Российская власть приступала к реформам, лишь сполна ощутив угрозу собствен­ной безопасности - так бывало всегда. Ради собственного спасения она готова была мобилизовать и интеллигенцию, превратив ее в управленцев и идеологов, послушно (но брезгливо) исполняющих спущенные сверху приказы. Это относится и к истори­кам, легко разменивающим независимость знания на казенный патриотизм или всевоз­можные гранты. Однако всякие разумные люди рано или поздно начинают понимать, что ради спасения страны и народа стоит пожертвовать «неразумной» властью. Именно это и произошло в феврале 1917 г. Но им же было известно, что «восстание масс» не создает само по себе нового социокультурного качества. Признать неотвратимость революции - вовсе не значит ее любить. Миронов, однако, свою нелюбовь возводит в «теоретический» аргумент. Возникает вопрос: почему мы столь легковерны? Почему ради оправдания власти, которая, как всегда, занимается самообеспечением, готовы устраивать состязание химер собственного воображения? Почему, конкретно, Миро­нов - и не один он - положил свой исследовательский потенциал и творческий запал на доказательство несуществующего? На мой взгляд, нам стоило бы заняться своего рода когнитивной самокритикой.

Нравится нам это или нет, но мы (российские историки) работаем в совершенно определенном культурном пространстве. Русский, а затем и советский государствен­ный патернализм своеобразен: он стремится превратить человека в такого скота, который готов поверить, что о нем искренне и бескорыстно заботятся. Российская интеллигенция, со своей стороны, постоянно челночила между бюрократией и оппо­зицией. Примеров этому более чем достаточно и в современности. При этом очевидно, если власть становится недееспособной (а самодержавно-бесконтрольная власть рано или поздно обнаружит свою управленческую несостоятельность), даже бюрократы перейдут в ряды недовольных интеллигентов. Умственно неповоротливые сущест­ва, в свою очередь, превратятся в ярых «патриотов», изыскивающих всевозможных «врагов России».

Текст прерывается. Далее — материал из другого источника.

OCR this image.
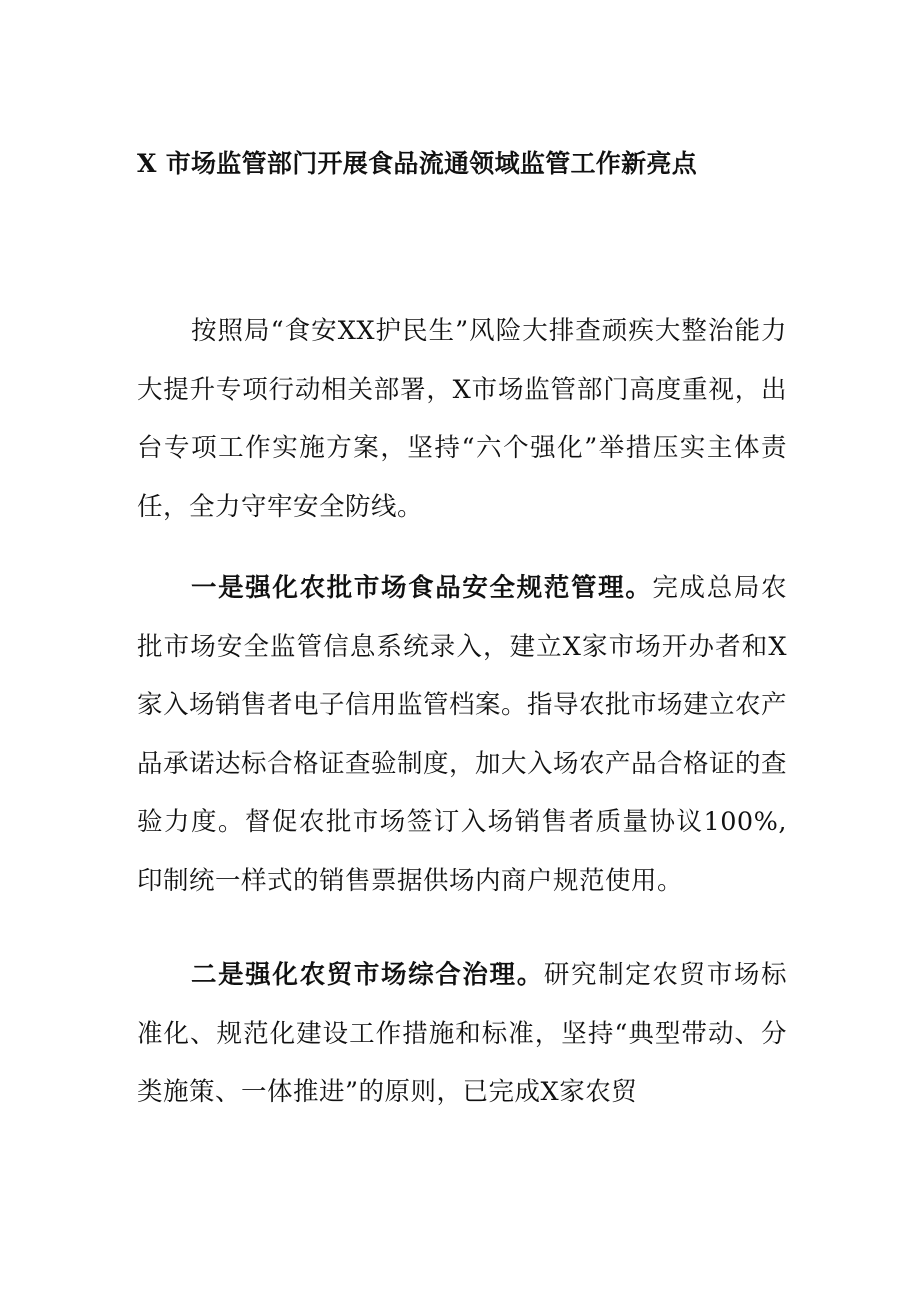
X 市场监管部门开展食品流通领域监管工作新亮点

按照局“食安XX护民生”风险大排查顽疾大整治能力大提升专项行动相关部署，X市场监管部门高度重视，出台专项工作实施方案，坚持“六个强化”举措压实主体责任，全力守牢安全防线。

一是强化农批市场食品安全规范管理。完成总局农批市场安全监管信息系统录入，建立X家市场开办者和X家入场销售者电子信用监管档案。指导农批市场建立农产品承诺达标合格证查验制度，加大入场农产品合格证的查验力度。督促农批市场签订入场销售者质量协议100%,印制统一样式的销售票据供场内商户规范使用。

二是强化农贸市场综合治理。研究制定农贸市场标准化、规范化建设工作措施和标准，坚持“典型带动、分类施策、一体推进”的原则，已完成X家农贸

Если так, то конечные отсылки автора к литературе «конспирологического» жан­ра, представителей которого и упоминать-то неприлично, более чем закономерны. Спрашивается, в чем причина популярности детектива с его непременными злодеями, практически никогда не остающимися безнаказанными? В том, что детектив затраги­вает то, что одинаково характерно и для нашего современника, и его доисторического предка - подсознательные страхи, нуждающиеся в своем ритуально-символическом преодолении. Кстати, по распространенности детективного жанра можно судить о степени развития в обществе всевозможных неврозов, в том числе и применительно к «своему-чужому» прошлому.

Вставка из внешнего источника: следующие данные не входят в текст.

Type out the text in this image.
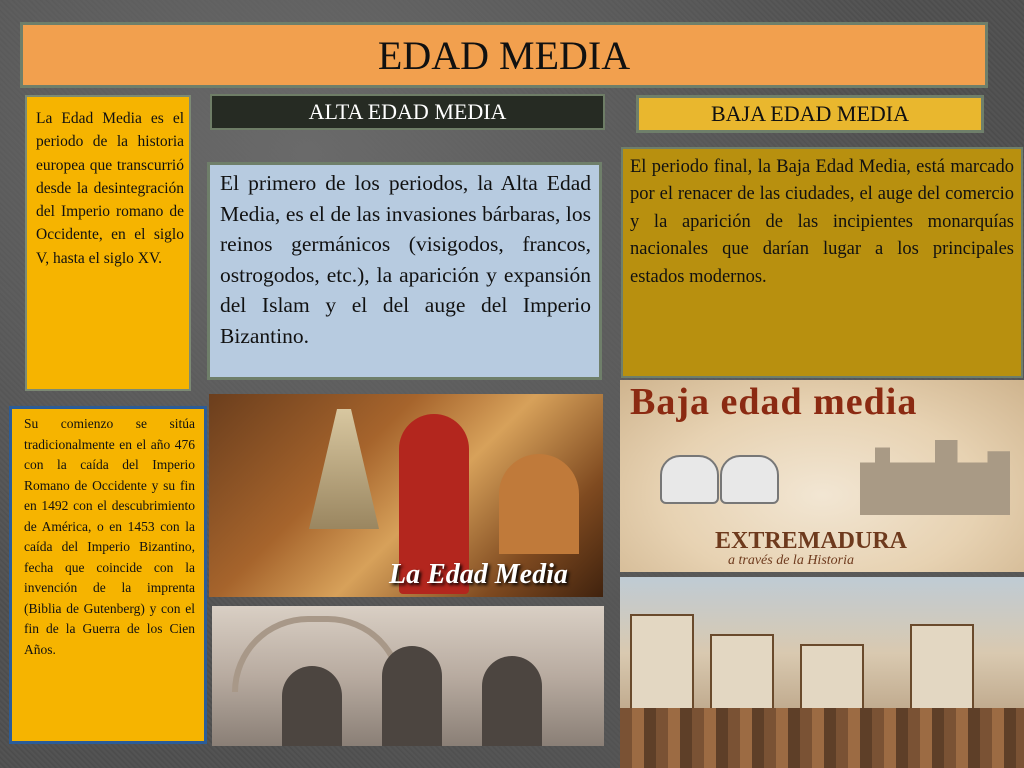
EDAD MEDIA
La Edad Media es el periodo de la historia europea que transcurrió desde la desintegración del Imperio romano de Occidente, en el siglo V, hasta el siglo XV.
ALTA EDAD MEDIA
El primero de los periodos, la Alta Edad Media, es el de las invasiones bárbaras, los reinos germánicos (visigodos, francos, ostrogodos, etc.), la aparición y expansión del Islam y el del auge del Imperio Bizantino.
BAJA EDAD MEDIA
El periodo final, la Baja Edad Media, está marcado por el renacer de las ciudades, el auge del comercio y la aparición de las incipientes monarquías nacionales que darían lugar a los principales estados modernos.
Su comienzo se sitúa tradicionalmente en el año 476 con la caída del Imperio Romano de Occidente y su fin en 1492 con el descubrimiento de América, o en 1453 con la caída del Imperio Bizantino, fecha que coincide con la invención de la imprenta (Biblia de Gutenberg) y con el fin de la Guerra de los Cien Años.
La Edad Media
Baja edad media
EXTREMADURA
a través de la Historia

Увы, Миронов сочинил плохой детектив. Им двигали упрямые конспирологические эмоции, которые он попытался скрыть с помощью «всезнающей» статистики и стандартных РR-приемов, апофеозом которых (на обложке книги) является беззабот­ная пышная красавица, призванная символизировать благолепие старой России. Но причем здесь собственно история? Напомню, что сам художник, создавший «Купчиху за чаем», страдал серьезным недугом.